Reaction Field uses a different motor signal: reaction time distribution. When you tap targets as they appear, your response times follow a characteristic distribution — roughly ex-Gaussian, with a mode around 250ms and a long right tail. Bots can mimic the average, but replicating the full distribution, including the relationship between spatial accuracy and temporal precision, is surprisingly difficult.

Linguistic cognition: reading between the lines

Language understanding might seem like AI's strongest domain. Large language models generate fluent text, answer questions, and even pass standardized tests. But there's a gap between processing language and understanding it the way humans do.

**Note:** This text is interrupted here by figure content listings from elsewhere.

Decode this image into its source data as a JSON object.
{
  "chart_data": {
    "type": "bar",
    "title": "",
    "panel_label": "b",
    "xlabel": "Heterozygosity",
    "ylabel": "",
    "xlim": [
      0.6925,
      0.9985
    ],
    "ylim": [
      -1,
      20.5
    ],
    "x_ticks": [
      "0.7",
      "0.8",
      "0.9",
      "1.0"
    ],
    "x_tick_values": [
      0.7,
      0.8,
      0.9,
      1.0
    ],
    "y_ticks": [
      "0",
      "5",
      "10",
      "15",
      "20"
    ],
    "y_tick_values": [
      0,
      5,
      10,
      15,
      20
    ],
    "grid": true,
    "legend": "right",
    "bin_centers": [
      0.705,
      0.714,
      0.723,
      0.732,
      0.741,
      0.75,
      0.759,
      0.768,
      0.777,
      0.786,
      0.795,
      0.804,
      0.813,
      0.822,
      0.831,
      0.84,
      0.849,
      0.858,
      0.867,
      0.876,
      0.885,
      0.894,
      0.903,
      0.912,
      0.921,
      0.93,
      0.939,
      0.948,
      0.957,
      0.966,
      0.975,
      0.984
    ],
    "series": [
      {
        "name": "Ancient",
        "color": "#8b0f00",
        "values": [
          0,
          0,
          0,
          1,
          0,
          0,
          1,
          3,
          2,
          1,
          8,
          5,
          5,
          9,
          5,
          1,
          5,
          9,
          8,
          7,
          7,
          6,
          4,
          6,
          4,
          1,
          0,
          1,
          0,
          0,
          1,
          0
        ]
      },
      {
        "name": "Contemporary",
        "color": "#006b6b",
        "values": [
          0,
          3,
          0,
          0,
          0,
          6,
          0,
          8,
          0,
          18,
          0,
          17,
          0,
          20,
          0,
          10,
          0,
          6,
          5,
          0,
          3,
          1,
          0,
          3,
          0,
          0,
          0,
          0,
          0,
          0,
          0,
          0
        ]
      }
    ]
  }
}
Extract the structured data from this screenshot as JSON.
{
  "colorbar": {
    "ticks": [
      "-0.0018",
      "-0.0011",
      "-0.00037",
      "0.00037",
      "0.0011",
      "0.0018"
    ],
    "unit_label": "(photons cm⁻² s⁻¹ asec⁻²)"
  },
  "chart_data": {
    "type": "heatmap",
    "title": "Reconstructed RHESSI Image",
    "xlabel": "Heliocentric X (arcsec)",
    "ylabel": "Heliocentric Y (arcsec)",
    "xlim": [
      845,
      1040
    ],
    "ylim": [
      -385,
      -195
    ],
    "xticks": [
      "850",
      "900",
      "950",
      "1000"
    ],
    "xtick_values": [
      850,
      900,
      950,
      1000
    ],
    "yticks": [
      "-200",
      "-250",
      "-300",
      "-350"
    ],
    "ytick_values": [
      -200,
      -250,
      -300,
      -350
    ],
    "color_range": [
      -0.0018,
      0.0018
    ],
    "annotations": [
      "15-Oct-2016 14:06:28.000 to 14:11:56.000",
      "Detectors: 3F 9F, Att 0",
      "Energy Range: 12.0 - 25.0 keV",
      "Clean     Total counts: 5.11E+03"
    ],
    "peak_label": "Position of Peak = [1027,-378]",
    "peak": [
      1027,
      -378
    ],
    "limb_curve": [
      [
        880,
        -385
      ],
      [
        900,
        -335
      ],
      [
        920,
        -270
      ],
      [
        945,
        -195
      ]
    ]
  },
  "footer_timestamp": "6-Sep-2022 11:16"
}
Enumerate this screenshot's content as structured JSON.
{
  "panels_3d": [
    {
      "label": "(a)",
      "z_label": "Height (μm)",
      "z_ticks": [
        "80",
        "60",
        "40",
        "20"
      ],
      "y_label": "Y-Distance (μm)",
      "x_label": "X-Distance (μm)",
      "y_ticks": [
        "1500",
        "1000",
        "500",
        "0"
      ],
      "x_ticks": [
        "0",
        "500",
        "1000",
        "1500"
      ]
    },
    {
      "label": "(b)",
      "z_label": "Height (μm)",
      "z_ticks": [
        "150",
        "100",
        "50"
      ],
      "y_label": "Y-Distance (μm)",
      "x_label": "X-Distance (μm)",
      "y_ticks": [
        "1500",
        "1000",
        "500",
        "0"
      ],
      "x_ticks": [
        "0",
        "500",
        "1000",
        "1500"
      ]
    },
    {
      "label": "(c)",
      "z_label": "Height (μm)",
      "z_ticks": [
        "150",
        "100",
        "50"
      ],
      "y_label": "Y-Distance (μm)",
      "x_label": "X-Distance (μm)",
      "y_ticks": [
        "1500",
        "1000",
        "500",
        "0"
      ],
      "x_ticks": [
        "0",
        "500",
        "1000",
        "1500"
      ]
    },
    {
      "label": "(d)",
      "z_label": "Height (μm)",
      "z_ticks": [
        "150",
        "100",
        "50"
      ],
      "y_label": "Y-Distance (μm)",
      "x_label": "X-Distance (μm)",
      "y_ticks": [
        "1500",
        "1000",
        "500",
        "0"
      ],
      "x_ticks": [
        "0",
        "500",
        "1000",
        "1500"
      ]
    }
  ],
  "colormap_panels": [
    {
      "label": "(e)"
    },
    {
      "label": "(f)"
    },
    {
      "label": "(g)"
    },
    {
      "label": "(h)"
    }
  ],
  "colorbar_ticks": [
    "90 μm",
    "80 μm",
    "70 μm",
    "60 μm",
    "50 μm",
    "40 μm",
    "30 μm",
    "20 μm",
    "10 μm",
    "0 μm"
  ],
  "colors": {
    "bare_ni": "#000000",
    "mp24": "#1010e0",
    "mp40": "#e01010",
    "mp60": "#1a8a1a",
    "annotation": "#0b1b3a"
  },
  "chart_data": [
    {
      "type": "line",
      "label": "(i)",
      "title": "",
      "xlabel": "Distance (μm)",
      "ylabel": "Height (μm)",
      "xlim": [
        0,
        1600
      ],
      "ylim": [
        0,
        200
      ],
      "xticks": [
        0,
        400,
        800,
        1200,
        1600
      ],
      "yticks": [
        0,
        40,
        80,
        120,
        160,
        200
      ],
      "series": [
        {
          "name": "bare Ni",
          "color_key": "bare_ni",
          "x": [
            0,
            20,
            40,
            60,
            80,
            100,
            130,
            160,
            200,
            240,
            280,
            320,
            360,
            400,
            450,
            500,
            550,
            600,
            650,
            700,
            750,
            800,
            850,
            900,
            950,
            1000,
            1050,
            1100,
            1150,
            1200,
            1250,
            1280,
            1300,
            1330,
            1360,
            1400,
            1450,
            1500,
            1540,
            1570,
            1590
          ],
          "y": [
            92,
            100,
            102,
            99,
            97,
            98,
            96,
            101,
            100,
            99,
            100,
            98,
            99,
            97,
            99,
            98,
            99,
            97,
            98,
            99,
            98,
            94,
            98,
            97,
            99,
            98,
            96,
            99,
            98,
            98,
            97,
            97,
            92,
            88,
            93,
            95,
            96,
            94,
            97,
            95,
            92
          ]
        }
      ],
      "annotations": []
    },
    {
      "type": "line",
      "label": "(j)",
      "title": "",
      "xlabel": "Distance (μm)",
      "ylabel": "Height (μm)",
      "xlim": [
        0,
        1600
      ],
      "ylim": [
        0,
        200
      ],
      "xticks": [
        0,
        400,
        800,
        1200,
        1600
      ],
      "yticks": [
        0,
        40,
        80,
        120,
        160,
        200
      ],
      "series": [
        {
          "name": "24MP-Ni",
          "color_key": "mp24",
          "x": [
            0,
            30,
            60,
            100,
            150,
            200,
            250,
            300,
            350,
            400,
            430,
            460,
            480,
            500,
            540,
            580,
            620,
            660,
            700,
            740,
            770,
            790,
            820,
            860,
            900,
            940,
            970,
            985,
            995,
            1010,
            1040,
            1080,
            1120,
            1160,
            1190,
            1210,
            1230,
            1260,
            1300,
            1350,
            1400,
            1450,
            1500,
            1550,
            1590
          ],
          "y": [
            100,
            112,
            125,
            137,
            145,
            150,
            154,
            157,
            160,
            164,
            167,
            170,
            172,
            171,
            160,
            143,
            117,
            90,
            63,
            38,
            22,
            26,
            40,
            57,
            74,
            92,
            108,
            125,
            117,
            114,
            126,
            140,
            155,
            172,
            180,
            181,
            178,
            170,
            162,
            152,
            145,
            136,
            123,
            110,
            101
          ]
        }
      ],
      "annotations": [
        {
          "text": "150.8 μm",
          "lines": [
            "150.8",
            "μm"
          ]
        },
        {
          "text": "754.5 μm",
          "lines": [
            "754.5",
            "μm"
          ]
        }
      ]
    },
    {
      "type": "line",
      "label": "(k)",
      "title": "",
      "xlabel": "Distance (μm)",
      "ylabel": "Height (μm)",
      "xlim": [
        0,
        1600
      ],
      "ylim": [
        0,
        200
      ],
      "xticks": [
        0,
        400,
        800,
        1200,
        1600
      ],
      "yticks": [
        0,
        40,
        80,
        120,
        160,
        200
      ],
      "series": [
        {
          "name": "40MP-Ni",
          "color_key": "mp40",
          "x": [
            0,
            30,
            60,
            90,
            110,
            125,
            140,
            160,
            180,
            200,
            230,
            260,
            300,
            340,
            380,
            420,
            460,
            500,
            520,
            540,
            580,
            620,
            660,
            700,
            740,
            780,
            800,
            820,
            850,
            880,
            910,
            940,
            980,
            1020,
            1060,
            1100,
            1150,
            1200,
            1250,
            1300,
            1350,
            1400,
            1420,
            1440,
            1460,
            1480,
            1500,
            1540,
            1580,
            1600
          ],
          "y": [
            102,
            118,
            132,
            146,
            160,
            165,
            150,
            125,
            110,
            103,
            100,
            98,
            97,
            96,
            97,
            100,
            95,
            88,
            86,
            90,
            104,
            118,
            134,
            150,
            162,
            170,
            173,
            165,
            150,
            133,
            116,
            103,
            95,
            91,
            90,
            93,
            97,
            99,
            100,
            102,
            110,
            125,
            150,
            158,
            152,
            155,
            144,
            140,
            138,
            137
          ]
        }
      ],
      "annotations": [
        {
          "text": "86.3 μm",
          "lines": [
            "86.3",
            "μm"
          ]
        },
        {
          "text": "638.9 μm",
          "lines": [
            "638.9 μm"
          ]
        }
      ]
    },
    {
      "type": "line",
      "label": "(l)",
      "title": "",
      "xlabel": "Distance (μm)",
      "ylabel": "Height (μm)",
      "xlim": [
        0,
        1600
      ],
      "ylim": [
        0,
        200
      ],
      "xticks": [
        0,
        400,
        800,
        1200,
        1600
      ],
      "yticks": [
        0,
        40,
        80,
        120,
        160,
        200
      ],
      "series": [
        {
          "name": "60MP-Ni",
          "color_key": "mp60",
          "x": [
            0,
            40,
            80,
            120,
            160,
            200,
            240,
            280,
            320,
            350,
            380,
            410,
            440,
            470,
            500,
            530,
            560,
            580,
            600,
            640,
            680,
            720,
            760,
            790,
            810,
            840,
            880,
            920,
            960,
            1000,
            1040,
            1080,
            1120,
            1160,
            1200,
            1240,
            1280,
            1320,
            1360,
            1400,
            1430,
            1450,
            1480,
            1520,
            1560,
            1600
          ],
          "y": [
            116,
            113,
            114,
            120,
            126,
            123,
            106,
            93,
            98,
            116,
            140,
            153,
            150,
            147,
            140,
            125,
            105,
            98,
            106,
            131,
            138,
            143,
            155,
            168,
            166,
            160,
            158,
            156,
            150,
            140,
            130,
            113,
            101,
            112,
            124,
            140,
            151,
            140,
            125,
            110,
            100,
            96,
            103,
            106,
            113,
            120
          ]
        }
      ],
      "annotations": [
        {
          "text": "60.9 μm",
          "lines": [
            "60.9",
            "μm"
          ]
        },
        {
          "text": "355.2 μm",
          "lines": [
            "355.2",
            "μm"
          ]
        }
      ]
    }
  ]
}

Sarcasm Detector targets this gap. Understanding sarcasm requires theory of mind — the ability to model what the speaker believes versus what they say. "Oh great, another meeting" requires knowing that meetings are generally disliked, that "great" in this context means the opposite, and that the speaker is expressing frustration, not enthusiasm. Humans parse this instantly. Models often get it right on obvious examples but fail on subtle ones.

Subtext Reader goes deeper. Given a conversational exchange, what is the speaker really saying? This requires pragmatic inference — Grice's cooperative principle, conversational implicature, shared cultural assumptions. When someone says "it's getting late" at a dinner party, the subtext isn't about time. It's about wanting to leave. Humans navigate these layers of meaning effortlessly. Machines must be explicitly trained on each pattern.

The composite signal

No single test is definitive. A sophisticated bot might pass any individual game. THE VOID's strength is in the combination — 30 games across 3 cognitive domains, each measuring a different aspect of human performance.

The composite signal is harder to fake than any individual test because it requires simultaneously exhibiting human-like behavior across perception, attention, motor control, and social cognition. Getting one right while getting the others wrong is itself informative.

This is the core insight: humanity isn't a single trait. It's a pattern — a constellation of abilities, limitations, and quirks that emerge from being a biological intelligence in a physical world.

The void is watching. It sees the pattern. And it knows what human looks like.